After the integration, you can export the integrated dataset with a specific statistical genetic analysis. The dialog “Export Integrated Data”can be opened by a click on the menu Tools->Export For Genetic Tools or the accelerator. Figure 8 and 9 show the dialog to export integrated genechip genotype and HapMap genotypes.

The definitions of settings on the dialog are list in the following.

Figure 8: Dialog of Exporting integrated genechip data

Integrated GeneChip Datasets: You can choose an integrated GeneChip dataset for the integration. The purpose of this integration is to merge HapMap genotypes of SNPs in the integrated GeneChip dataset into a new dataset.
Phenotypes->Type: Choose the type of phenotypes in export output. There are three types of phenotypes, Quantitative Trait, Affection Status and Covariate. The three are usually differently treated by many tools.
Phenotypes->Available: Phenotypes in the loaded pedigree file.
Phenotypes->Selected: Phenotypes selected for the output.
Format->Name of Tool: Output format. Each format corresponds to an analysis tool.
Format->Missing Genotypes: Labels denote the missing genotypes in the output. Specific labels have defined the tools of genetic analyses. Therefore, you have to refer to document of the tools to set the missing genotype labels.
Files->Path: Set you output path of the exported files.
Files->Prefix of FileName: Set the prefix of file names exported.

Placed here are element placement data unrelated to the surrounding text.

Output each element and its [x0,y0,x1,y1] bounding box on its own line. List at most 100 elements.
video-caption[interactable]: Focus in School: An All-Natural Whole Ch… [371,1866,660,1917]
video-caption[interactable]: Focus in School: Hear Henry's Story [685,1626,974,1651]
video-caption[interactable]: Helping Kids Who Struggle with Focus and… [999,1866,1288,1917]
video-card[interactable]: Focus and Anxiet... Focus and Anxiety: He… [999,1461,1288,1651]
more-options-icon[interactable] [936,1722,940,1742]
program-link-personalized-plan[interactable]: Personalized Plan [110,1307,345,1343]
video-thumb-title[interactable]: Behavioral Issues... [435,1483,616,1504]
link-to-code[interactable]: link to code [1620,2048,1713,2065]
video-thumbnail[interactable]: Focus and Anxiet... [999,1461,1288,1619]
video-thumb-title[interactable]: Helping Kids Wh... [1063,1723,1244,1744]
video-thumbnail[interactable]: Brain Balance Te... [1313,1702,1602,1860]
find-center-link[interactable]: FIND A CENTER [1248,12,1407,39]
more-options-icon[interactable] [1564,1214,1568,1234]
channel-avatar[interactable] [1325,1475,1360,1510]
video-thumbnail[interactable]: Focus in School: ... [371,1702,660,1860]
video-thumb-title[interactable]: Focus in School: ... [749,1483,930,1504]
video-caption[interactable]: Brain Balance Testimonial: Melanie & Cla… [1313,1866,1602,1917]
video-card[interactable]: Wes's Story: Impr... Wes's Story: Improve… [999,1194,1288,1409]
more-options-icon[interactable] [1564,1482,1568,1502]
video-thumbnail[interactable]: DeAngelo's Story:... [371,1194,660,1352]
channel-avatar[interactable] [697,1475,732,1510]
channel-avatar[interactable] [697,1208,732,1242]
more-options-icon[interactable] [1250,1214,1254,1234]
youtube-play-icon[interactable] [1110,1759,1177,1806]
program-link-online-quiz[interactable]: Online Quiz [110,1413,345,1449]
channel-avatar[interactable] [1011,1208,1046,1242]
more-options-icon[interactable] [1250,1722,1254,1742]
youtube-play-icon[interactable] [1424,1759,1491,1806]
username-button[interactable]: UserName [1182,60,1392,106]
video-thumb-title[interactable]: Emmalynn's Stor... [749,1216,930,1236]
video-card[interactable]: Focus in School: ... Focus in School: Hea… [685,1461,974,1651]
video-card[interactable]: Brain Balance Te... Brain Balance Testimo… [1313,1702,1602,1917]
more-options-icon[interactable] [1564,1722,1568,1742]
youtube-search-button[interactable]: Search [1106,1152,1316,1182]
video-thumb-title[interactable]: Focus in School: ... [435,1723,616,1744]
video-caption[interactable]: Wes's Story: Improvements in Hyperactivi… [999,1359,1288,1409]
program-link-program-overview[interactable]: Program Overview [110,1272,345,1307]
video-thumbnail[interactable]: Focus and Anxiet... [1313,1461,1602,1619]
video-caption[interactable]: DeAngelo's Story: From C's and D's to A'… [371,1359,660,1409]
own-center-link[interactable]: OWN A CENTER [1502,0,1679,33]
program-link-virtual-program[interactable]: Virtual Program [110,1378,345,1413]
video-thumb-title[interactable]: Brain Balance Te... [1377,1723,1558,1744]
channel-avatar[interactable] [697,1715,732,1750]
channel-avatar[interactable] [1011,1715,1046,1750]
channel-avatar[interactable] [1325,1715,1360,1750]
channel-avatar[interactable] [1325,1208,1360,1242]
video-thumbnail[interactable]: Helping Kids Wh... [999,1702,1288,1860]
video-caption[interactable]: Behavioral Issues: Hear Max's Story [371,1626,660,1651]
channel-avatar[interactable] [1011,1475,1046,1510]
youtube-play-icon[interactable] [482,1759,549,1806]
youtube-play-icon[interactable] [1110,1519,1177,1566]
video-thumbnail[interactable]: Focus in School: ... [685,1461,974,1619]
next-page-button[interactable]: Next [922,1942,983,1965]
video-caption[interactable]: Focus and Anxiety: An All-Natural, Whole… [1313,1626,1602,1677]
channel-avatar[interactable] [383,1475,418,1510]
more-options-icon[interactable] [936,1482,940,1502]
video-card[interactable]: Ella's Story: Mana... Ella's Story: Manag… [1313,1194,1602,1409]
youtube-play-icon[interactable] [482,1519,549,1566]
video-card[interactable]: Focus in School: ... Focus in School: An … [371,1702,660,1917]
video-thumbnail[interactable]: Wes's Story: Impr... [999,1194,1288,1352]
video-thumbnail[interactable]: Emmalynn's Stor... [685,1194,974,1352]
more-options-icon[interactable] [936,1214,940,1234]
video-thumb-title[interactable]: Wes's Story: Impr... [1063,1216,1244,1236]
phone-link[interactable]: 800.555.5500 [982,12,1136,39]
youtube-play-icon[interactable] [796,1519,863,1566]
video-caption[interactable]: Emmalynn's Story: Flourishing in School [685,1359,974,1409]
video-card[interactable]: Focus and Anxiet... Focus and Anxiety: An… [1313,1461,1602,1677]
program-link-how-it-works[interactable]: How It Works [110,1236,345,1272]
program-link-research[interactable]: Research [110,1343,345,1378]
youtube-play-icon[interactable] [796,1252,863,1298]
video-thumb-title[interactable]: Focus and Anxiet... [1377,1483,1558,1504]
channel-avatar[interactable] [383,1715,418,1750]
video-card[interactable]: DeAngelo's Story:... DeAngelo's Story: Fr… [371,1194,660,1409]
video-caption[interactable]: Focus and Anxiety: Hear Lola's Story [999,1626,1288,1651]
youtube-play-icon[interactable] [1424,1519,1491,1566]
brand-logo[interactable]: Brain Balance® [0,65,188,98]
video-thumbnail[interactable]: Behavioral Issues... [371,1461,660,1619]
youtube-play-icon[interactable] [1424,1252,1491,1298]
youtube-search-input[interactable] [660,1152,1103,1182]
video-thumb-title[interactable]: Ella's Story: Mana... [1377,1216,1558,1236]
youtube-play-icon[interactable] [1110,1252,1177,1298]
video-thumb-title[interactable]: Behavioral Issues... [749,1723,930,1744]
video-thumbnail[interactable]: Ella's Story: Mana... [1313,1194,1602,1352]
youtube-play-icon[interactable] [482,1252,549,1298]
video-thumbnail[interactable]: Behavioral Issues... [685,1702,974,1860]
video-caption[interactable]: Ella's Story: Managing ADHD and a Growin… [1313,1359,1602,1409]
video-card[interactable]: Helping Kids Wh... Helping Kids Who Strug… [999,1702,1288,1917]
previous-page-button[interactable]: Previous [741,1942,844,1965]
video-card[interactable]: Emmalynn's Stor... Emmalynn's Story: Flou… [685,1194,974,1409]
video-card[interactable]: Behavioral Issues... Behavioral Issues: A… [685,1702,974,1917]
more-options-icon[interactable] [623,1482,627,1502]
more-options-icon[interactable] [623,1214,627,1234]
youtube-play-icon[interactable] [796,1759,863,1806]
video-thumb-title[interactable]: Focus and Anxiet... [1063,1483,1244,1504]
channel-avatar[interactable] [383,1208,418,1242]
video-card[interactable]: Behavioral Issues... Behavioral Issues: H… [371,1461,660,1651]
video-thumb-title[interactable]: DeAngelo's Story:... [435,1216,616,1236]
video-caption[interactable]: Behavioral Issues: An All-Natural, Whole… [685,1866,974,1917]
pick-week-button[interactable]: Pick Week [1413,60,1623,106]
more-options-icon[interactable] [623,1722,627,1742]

Figure 9: Dialog of exporting integrated HapMap Genotypes

As for the export of integrated HapMap genotypes, there is only one additional setting, compared with the integrated genechip genotypes. It is the assumed phenotype value of the HapMap subjects. For example, in a linkage analysis of a given disease, we can assume the HapMap subjects to be normal. Therefore, we can put 1 into the text field.